Die Volksrepublik China wurde am 1. Oktober 1949 ins Leben gerufen, und die Zentrale Volksregierung unter der Führung der Kommunistischen Partei Chinas wurde die einzig legitime Regierung Chinas, die unverzüglich die Anerkennung vieler Länder fand und damit die natürliche Qualifikation erhielt, die Souveranitat über das ganze chinesische Territorium auszuüben.

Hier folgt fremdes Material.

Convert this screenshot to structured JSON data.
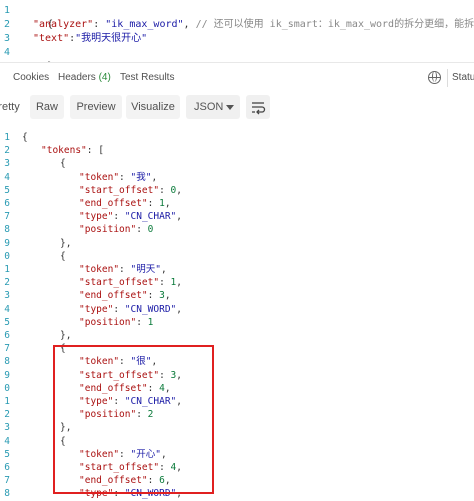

Ende 1949 und Anfang 1950 plante die Zentrale Volksregierung die friedliche Befreiung Tibets. Im Frühsommer 1950 marschierte die Chinesische Volksbefreiungsarmee (VBA) nach Tibet. Nachdem sie die von ausländischen  Kräften  verursachten  Hindernisse, den Widerstand tibetischer Separatisten und die Schwierigkeiten, die sich aus den natürlichen Bedingungen der extremen Höhenlage ergeben, überwunden hatte, erreichte sie Lhasa und weitere wichtige Städte und Grenzgebiete Tibets. Chinas Fünf-Sterne-Flagge wurden dann auf dem Hochplateau gehisst, ein Zeichen, dass China die Mission der friedlichen Befreiung Tibets und die heilige Aufgabe der Vereinigung des Mutterlandes erfolgreich erfüllt hatte. Tibet hatte sich von dem Joch ausländischer Kräfte befreit und war in den Schoß des Mutterlandes, das durch seine nationale Einheit und Brüderlichkeit gekennzeichnet ist, umgekehrt.
Die friedliche Befreiung Tibets ist ein erfreuliches historisches Ereignis für die tibetische Nationalität und die anderen Nationalitäten Chinas, Xagabba und Van Praag hingegen  bezeichnen sie als “Aggression” und haben die These über die „Invasion der chinesischen Kommunisten in Tibet" fabriziert, was die ganze Welt in Erstaunen  versetzte.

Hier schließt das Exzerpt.